Gran bella prova sulla lunga distanza per il trio jazz sperimentale fiorentino Electric Souls, che tra i solchi digitali di Liquid tension, di fatto il primo vero album completo a propria firma, non esita a calare in tavola tutti gli assi a disposizione per la cesellatura di un'opera magari complessa ma, senza alcun dubbio, estremamente fresca, densa di soluzioni e, proprio per questo, perfettamente godibile anche per i meno avvezzi al genere in questione.

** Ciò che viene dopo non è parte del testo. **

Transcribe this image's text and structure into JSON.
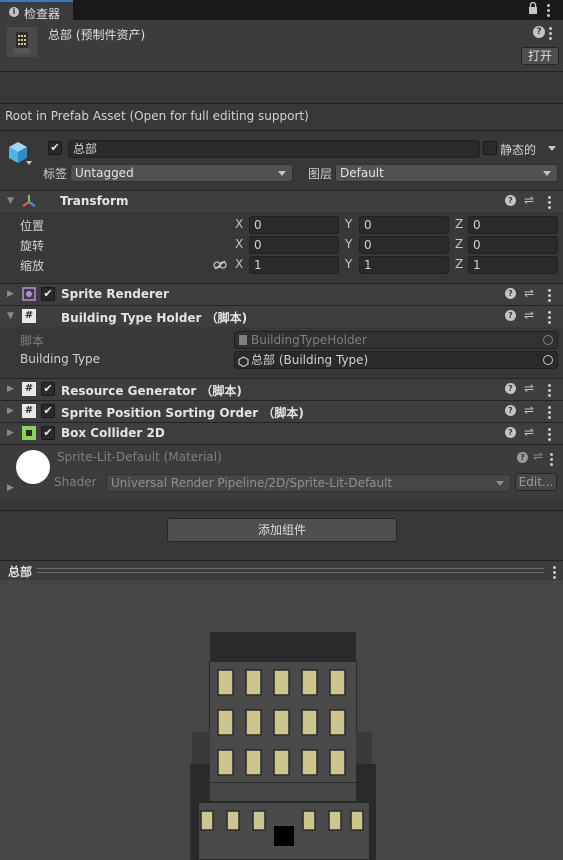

Lo sguardo – sia fisico che interiore – orientato oltremanica verso quella Londra che tanto sta dando a una giovane, fresca e rinnovatissima scena jazz locale – frutto anche di un 'melting pot' da sempre osservato con interesse nei minimi dettagli per fruttuosi interscambi culturali tra generazioni, non relegato a sterili periferie antropologiche come qui da noi, tanto per dire – fa sentire tutto il suo fascino in chi ne sa recepire l'essenza mettendo a segno più di un colpo creativo relativamente a chimica interpersonale e capacità di ipotesi per futuribilità tanto stilistiche quanto esistenziali.

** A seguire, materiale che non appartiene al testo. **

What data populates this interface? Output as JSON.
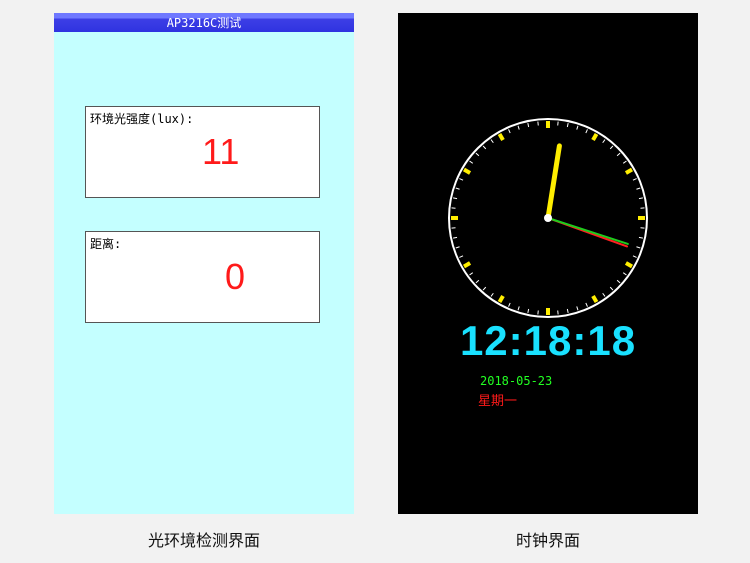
{
  "left_screen": {
    "title": "AP3216C测试",
    "light_panel": {
      "label": "环境光强度(lux):",
      "value": "11"
    },
    "distance_panel": {
      "label": "距离:",
      "value": "0"
    },
    "caption": "光环境检测界面",
    "colors": {
      "background": "#c4ffff",
      "titlebar": "#2f33e0",
      "value": "#ff1a1a"
    }
  },
  "right_screen": {
    "clock": {
      "hour": 12,
      "minute": 18,
      "second": 18
    },
    "digital_time": "12:18:18",
    "date": "2018-05-23",
    "weekday": "星期一",
    "caption": "时钟界面",
    "colors": {
      "background": "#000000",
      "hour_hand": "#ffee00",
      "minute_hand": "#ff2020",
      "second_hand": "#1ecc1e",
      "digital_time": "#19e1ff",
      "date": "#22ff22",
      "weekday": "#ff1a1a"
    }
  }
}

Liquid tension è infatti un gustosissimo ibrido di approcci alla vita e incessanti desideri di condivisione per anime inquiete sempre in cerca di nuove dimore alle quali offrire spontaneamente il proprio respiro. Sono sensazioni, queste, che emergono a gran voce sia dalle aperture spiritual free un po' in direzione Mahavishnu Orchestra – ma sempre dense di tatto e gusto legato a una visione personale delle cose (Inside) – che dalle incursioni soft-prog meglio votate a una sperimentazione globale di generi in continuo e sinuoso andirivieni ispirativo.
C'è e si fa sentire ampiamente, infatti, tanta fusion e scuola semi-free elettrica degna delle migliori incursioni Weather Report (One, due, tre), ma non manca all'appello anche tanto acid e tanta sofisticatezza 'metheniana' (Mysterious) assieme a corposi e sinceri spunti urban-avant-lounge ricchi di variegati e preziosi impulsi prog nei luoghi e nei momenti giusti (Airplane).

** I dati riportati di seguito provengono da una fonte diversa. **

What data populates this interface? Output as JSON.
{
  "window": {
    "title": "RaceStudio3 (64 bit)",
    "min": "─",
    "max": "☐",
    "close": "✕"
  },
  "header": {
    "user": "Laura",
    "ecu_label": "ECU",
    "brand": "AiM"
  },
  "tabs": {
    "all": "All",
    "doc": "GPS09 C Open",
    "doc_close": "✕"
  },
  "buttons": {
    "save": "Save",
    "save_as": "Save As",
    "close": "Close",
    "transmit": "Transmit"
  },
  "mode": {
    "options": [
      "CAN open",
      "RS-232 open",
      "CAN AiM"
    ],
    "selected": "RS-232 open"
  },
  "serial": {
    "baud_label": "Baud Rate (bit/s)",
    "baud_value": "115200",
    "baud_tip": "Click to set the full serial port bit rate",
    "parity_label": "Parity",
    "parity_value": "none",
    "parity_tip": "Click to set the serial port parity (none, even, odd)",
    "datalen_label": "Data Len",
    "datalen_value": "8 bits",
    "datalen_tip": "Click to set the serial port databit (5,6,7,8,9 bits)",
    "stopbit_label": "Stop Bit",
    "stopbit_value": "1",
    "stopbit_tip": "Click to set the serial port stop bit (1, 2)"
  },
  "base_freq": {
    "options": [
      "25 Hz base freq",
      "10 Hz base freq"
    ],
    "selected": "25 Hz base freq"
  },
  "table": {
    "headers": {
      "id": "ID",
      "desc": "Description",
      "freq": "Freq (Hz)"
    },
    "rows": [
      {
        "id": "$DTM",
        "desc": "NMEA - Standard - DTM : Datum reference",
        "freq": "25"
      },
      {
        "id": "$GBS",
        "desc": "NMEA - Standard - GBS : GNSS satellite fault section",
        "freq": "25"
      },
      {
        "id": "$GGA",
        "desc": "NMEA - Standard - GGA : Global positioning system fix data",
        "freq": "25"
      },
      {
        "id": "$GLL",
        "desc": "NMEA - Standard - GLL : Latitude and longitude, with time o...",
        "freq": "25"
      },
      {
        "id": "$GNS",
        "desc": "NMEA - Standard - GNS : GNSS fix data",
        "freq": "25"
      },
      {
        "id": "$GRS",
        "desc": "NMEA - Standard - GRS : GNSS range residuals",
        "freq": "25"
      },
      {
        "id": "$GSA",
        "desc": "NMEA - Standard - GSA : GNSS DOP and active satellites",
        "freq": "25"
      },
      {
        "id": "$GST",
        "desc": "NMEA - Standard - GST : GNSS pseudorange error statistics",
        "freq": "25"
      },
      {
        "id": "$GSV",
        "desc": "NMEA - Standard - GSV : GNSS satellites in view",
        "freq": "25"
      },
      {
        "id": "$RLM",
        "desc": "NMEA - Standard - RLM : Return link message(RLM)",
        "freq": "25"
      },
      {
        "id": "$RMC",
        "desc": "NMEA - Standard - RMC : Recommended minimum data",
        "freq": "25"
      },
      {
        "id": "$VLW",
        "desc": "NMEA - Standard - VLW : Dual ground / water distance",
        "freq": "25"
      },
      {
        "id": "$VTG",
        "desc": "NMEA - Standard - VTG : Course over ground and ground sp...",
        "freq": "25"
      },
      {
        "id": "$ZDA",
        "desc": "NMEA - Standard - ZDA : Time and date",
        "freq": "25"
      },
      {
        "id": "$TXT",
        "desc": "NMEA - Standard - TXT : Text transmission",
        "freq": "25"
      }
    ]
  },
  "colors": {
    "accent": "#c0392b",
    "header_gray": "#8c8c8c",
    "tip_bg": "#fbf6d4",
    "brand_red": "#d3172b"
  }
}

Densa e fluttuante è anche l'ulteriore frizzantezza di idee e intuizioni riservata ai momenti forse più eleganti in termini di tatto ed eleganza strumentistica (Broken escape), ma non è da sottovalutare anche la succulenta chiusura ritmica simil-jungle (FLR) con docili panoramiche sia magnificamente sophisti-ballad che limpidamente underground nelle fattezze più intime e visceralmente dedite alla più genuina delle predisposizioni sonico-animistiche (Inevitable/Unexpected).
C'è poco altro da dire, in verità. Grande album e gran bel trio tutto da gustare con calma, passione e predisposizione al trasporto emozionale.